What general domestic political trends emerged after 1871?
The decades after 1870 brought dramatic change to the structures and ideas of European politics. Despite some major differences between countries, European domestic politics had a new common framework, the nation-state. The common themes within that framework were the emergence of mass politics and growing popular loyalty toward the nation. Traditional elites hardly disappeared, but they were forced into new arrangements in order to exercise power, and a group of new, pragmatic politicians took leading roles. The major states of western Europe adopted constitutions of some sort, and universal male suffrage was granted in Britain, France, and Germany and elsewhere, at least in voting for the lower houses of parliament. New political parties representing a broad spectrum of interests and groups from workers and liberals to Catholics and conservatives engaged in hard-fought election campaigns to provide benefits to their constituencies.
Powerful bureaucracies emerged to govern growing populations and manage modern economies, and the growth of the state spurred a growth in the social responsibilities of government. The new responsive national state offered its citizens free education and some welfare and public health benefits, and for good reason many ordinary people felt increasing loyalty to their governments and their nations.

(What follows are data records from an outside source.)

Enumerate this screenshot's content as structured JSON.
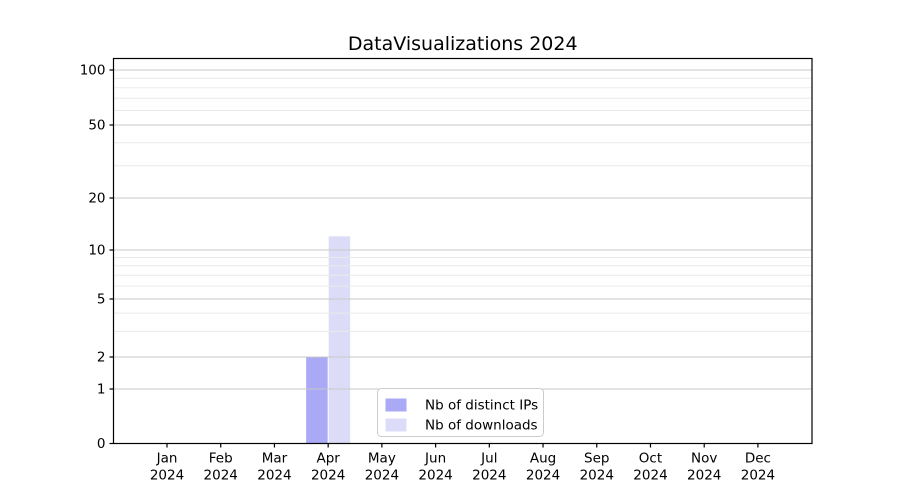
{
  "chart_data": {
    "type": "bar",
    "title": "DataVisualizations 2024",
    "categories": [
      "Jan",
      "Feb",
      "Mar",
      "Apr",
      "May",
      "Jun",
      "Jul",
      "Aug",
      "Sep",
      "Oct",
      "Nov",
      "Dec"
    ],
    "x_tick_second_line": "2024",
    "series": [
      {
        "name": "Nb of distinct IPs",
        "color": "#a9a9f6",
        "values": [
          0,
          0,
          0,
          2,
          0,
          0,
          0,
          0,
          0,
          0,
          0,
          0
        ]
      },
      {
        "name": "Nb of downloads",
        "color": "#dcdcf8",
        "values": [
          0,
          0,
          0,
          12,
          0,
          0,
          0,
          0,
          0,
          0,
          0,
          0
        ]
      }
    ],
    "xlabel": "",
    "ylabel": "",
    "y_axis": {
      "scale": "symlog",
      "major_ticks": [
        0,
        1,
        2,
        5,
        10,
        20,
        50,
        100
      ],
      "minor_ticks": [
        3,
        4,
        6,
        7,
        8,
        9,
        30,
        40,
        60,
        70,
        80,
        90
      ],
      "ylim": [
        0,
        130
      ]
    },
    "grid": "horizontal",
    "legend": {
      "position": "lower center",
      "entries": [
        {
          "label": "Nb of distinct IPs",
          "color": "#a9a9f6"
        },
        {
          "label": "Nb of downloads",
          "color": "#dcdcf8"
        }
      ]
    },
    "colors": {
      "background": "#ffffff",
      "spine": "#000000",
      "grid_major": "#c8c8c8",
      "grid_minor": "#eaeaea",
      "legend_border": "#cccccc",
      "legend_background": "#ffffff",
      "text": "#000000"
    }
  }
}
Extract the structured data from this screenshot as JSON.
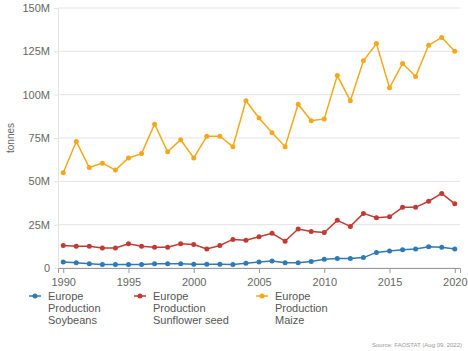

Building popular support for strong nation-states had a less positive side. Conservative and moderate leaders both found that workers who voted socialist — whose potential revolutionary power they feared — would rally around the flag in a diplomatic crisis or cheer when colonial interests seized a distant territory of doubtful value. Therefore, after 1871 governing elites frequently used antiliberal militarist and imperialist policies in attempts to unite national populations and overcome or mask intractable domestic conflicts. In the end, the manipulation of foreign policy to manage domestic issues inflamed the international tensions that erupted in the cataclysms of World War I and the Russian Revolution.